The question often arises: “When should my daughter have a gynecology exam?” In my practice I offer them to all seniors, regardless of sexual orientation or experience. It is far better to have a first pelvic exam in a familiar place with a familiar doctor and with enough time to be relaxed than to experience a cold, impersonal, chaotic ER if a problem arises and student health services are closed.
Of course, college is a time for questioning, experimentation and exploration around religion. On the other hand, many students take some comfort in the familiar rituals of their own traditions and often find adult support through campus religious activities.

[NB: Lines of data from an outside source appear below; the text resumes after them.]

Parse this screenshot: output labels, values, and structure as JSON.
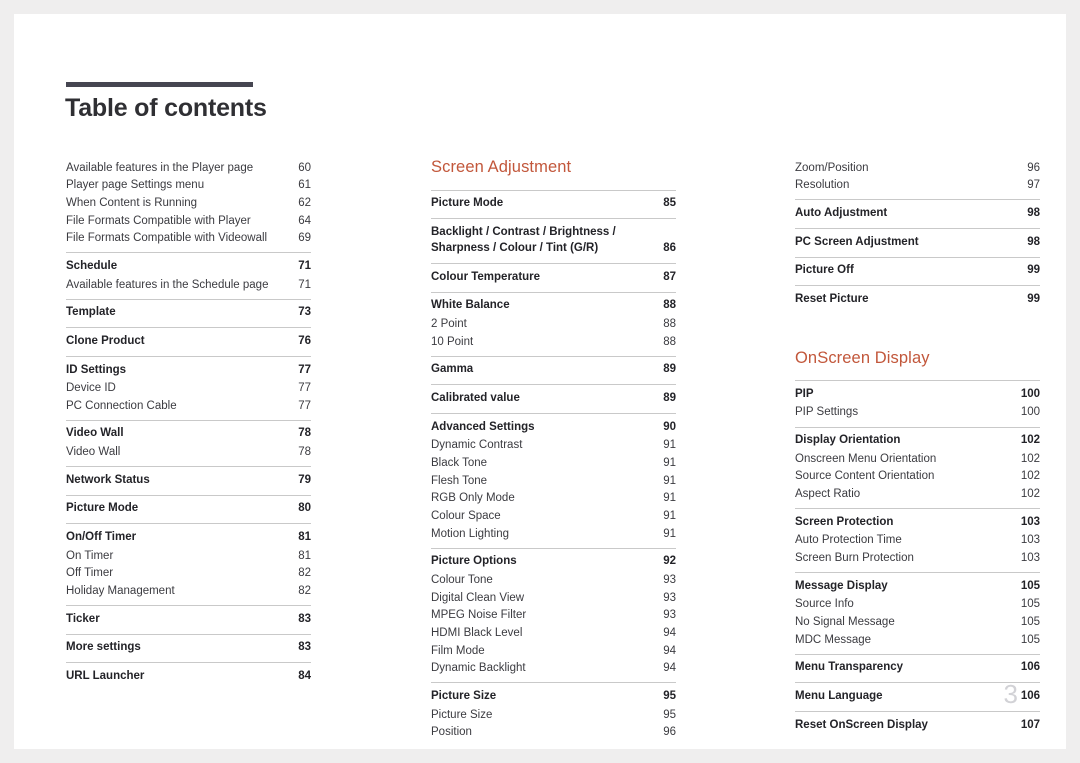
{
  "document": {
    "title": "Table of contents",
    "folio": "3"
  },
  "colors": {
    "accent": "#c2573b",
    "rule": "#464651",
    "divider": "#c9c9c9",
    "page_background": "#ffffff",
    "outer_background": "#efeeee",
    "folio": "#d2d2d6"
  },
  "columns": [
    {
      "name": "left",
      "heading": null,
      "groups": [
        {
          "rule": false,
          "rows": [
            {
              "level": 2,
              "label": "Available features in the Player page",
              "page": "60"
            },
            {
              "level": 2,
              "label": "Player page Settings menu",
              "page": "61"
            },
            {
              "level": 2,
              "label": "When Content is Running",
              "page": "62"
            },
            {
              "level": 2,
              "label": "File Formats Compatible with Player",
              "page": "64"
            },
            {
              "level": 2,
              "label": "File Formats Compatible with Videowall",
              "page": "69"
            }
          ]
        },
        {
          "rule": true,
          "rows": [
            {
              "level": 1,
              "label": "Schedule",
              "page": "71"
            },
            {
              "level": 2,
              "label": "Available features in the Schedule page",
              "page": "71"
            }
          ]
        },
        {
          "rule": true,
          "rows": [
            {
              "level": 1,
              "label": "Template",
              "page": "73"
            }
          ]
        },
        {
          "rule": true,
          "rows": [
            {
              "level": 1,
              "label": "Clone Product",
              "page": "76"
            }
          ]
        },
        {
          "rule": true,
          "rows": [
            {
              "level": 1,
              "label": "ID Settings",
              "page": "77"
            },
            {
              "level": 2,
              "label": "Device ID",
              "page": "77"
            },
            {
              "level": 2,
              "label": "PC Connection Cable",
              "page": "77"
            }
          ]
        },
        {
          "rule": true,
          "rows": [
            {
              "level": 1,
              "label": "Video Wall",
              "page": "78"
            },
            {
              "level": 2,
              "label": "Video Wall",
              "page": "78"
            }
          ]
        },
        {
          "rule": true,
          "rows": [
            {
              "level": 1,
              "label": "Network Status",
              "page": "79"
            }
          ]
        },
        {
          "rule": true,
          "rows": [
            {
              "level": 1,
              "label": "Picture Mode",
              "page": "80"
            }
          ]
        },
        {
          "rule": true,
          "rows": [
            {
              "level": 1,
              "label": "On/Off Timer",
              "page": "81"
            },
            {
              "level": 2,
              "label": "On Timer",
              "page": "81"
            },
            {
              "level": 2,
              "label": "Off Timer",
              "page": "82"
            },
            {
              "level": 2,
              "label": "Holiday Management",
              "page": "82"
            }
          ]
        },
        {
          "rule": true,
          "rows": [
            {
              "level": 1,
              "label": "Ticker",
              "page": "83"
            }
          ]
        },
        {
          "rule": true,
          "rows": [
            {
              "level": 1,
              "label": "More settings",
              "page": "83"
            }
          ]
        },
        {
          "rule": true,
          "rows": [
            {
              "level": 1,
              "label": "URL Launcher",
              "page": "84"
            }
          ]
        }
      ]
    },
    {
      "name": "middle",
      "heading": "Screen Adjustment",
      "groups": [
        {
          "rule": true,
          "rows": [
            {
              "level": 1,
              "label": "Picture Mode",
              "page": "85"
            }
          ]
        },
        {
          "rule": true,
          "rows": [
            {
              "level": 1,
              "label": "Backlight / Contrast / Brightness /",
              "label2": "Sharpness / Colour / Tint (G/R)",
              "page": "86"
            }
          ]
        },
        {
          "rule": true,
          "rows": [
            {
              "level": 1,
              "label": "Colour Temperature",
              "page": "87"
            }
          ]
        },
        {
          "rule": true,
          "rows": [
            {
              "level": 1,
              "label": "White Balance",
              "page": "88"
            },
            {
              "level": 2,
              "label": "2 Point",
              "page": "88"
            },
            {
              "level": 2,
              "label": "10 Point",
              "page": "88"
            }
          ]
        },
        {
          "rule": true,
          "rows": [
            {
              "level": 1,
              "label": "Gamma",
              "page": "89"
            }
          ]
        },
        {
          "rule": true,
          "rows": [
            {
              "level": 1,
              "label": "Calibrated value",
              "page": "89"
            }
          ]
        },
        {
          "rule": true,
          "rows": [
            {
              "level": 1,
              "label": "Advanced Settings",
              "page": "90"
            },
            {
              "level": 2,
              "label": "Dynamic Contrast",
              "page": "91"
            },
            {
              "level": 2,
              "label": "Black Tone",
              "page": "91"
            },
            {
              "level": 2,
              "label": "Flesh Tone",
              "page": "91"
            },
            {
              "level": 2,
              "label": "RGB Only Mode",
              "page": "91"
            },
            {
              "level": 2,
              "label": "Colour Space",
              "page": "91"
            },
            {
              "level": 2,
              "label": "Motion Lighting",
              "page": "91"
            }
          ]
        },
        {
          "rule": true,
          "rows": [
            {
              "level": 1,
              "label": "Picture Options",
              "page": "92"
            },
            {
              "level": 2,
              "label": "Colour Tone",
              "page": "93"
            },
            {
              "level": 2,
              "label": "Digital Clean View",
              "page": "93"
            },
            {
              "level": 2,
              "label": "MPEG Noise Filter",
              "page": "93"
            },
            {
              "level": 2,
              "label": "HDMI Black Level",
              "page": "94"
            },
            {
              "level": 2,
              "label": "Film Mode",
              "page": "94"
            },
            {
              "level": 2,
              "label": "Dynamic Backlight",
              "page": "94"
            }
          ]
        },
        {
          "rule": true,
          "rows": [
            {
              "level": 1,
              "label": "Picture Size",
              "page": "95"
            },
            {
              "level": 2,
              "label": "Picture Size",
              "page": "95"
            },
            {
              "level": 2,
              "label": "Position",
              "page": "96"
            }
          ]
        }
      ]
    },
    {
      "name": "right",
      "heading": null,
      "groups": [
        {
          "rule": false,
          "rows": [
            {
              "level": 2,
              "label": "Zoom/Position",
              "page": "96"
            },
            {
              "level": 2,
              "label": "Resolution",
              "page": "97"
            }
          ]
        },
        {
          "rule": true,
          "rows": [
            {
              "level": 1,
              "label": "Auto Adjustment",
              "page": "98"
            }
          ]
        },
        {
          "rule": true,
          "rows": [
            {
              "level": 1,
              "label": "PC Screen Adjustment",
              "page": "98"
            }
          ]
        },
        {
          "rule": true,
          "rows": [
            {
              "level": 1,
              "label": "Picture Off",
              "page": "99"
            }
          ]
        },
        {
          "rule": true,
          "rows": [
            {
              "level": 1,
              "label": "Reset Picture",
              "page": "99"
            }
          ]
        }
      ],
      "heading2": "OnScreen Display",
      "groups2": [
        {
          "rule": true,
          "rows": [
            {
              "level": 1,
              "label": "PIP",
              "page": "100"
            },
            {
              "level": 2,
              "label": "PIP Settings",
              "page": "100"
            }
          ]
        },
        {
          "rule": true,
          "rows": [
            {
              "level": 1,
              "label": "Display Orientation",
              "page": "102"
            },
            {
              "level": 2,
              "label": "Onscreen Menu Orientation",
              "page": "102"
            },
            {
              "level": 2,
              "label": "Source Content Orientation",
              "page": "102"
            },
            {
              "level": 2,
              "label": "Aspect Ratio",
              "page": "102"
            }
          ]
        },
        {
          "rule": true,
          "rows": [
            {
              "level": 1,
              "label": "Screen Protection",
              "page": "103"
            },
            {
              "level": 2,
              "label": "Auto Protection Time",
              "page": "103"
            },
            {
              "level": 2,
              "label": "Screen Burn Protection",
              "page": "103"
            }
          ]
        },
        {
          "rule": true,
          "rows": [
            {
              "level": 1,
              "label": "Message Display",
              "page": "105"
            },
            {
              "level": 2,
              "label": "Source Info",
              "page": "105"
            },
            {
              "level": 2,
              "label": "No Signal Message",
              "page": "105"
            },
            {
              "level": 2,
              "label": "MDC Message",
              "page": "105"
            }
          ]
        },
        {
          "rule": true,
          "rows": [
            {
              "level": 1,
              "label": "Menu Transparency",
              "page": "106"
            }
          ]
        },
        {
          "rule": true,
          "rows": [
            {
              "level": 1,
              "label": "Menu Language",
              "page": "106"
            }
          ]
        },
        {
          "rule": true,
          "rows": [
            {
              "level": 1,
              "label": "Reset OnScreen Display",
              "page": "107"
            }
          ]
        }
      ]
    }
  ]
}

Know what is available to your child on his campus and encourage participation especially if he or she is not home for the major holidays. Of course, the choice is ultimately theirs but if it’s an important family value, you can bet they are expecting and actually welcome your input.
Remind your child to register to vote either at home or at college and be sure they find out about absentee ballots for important upcoming elections.
OK To Cry
When you start to panic or when you say goodbye in the parking lot, remember this: They only go to school about 7 out of 12 months and they have lots of breaks. You will see them soon. But, weeping is OK. Weeping is just an expression of your deepest, unconditional love for this child you have nurtured to (almost) adulthood. And if a small part of you rejoices at the lightness of the nest or the relief that you’ve made it this far and so has your child, that’s OK too.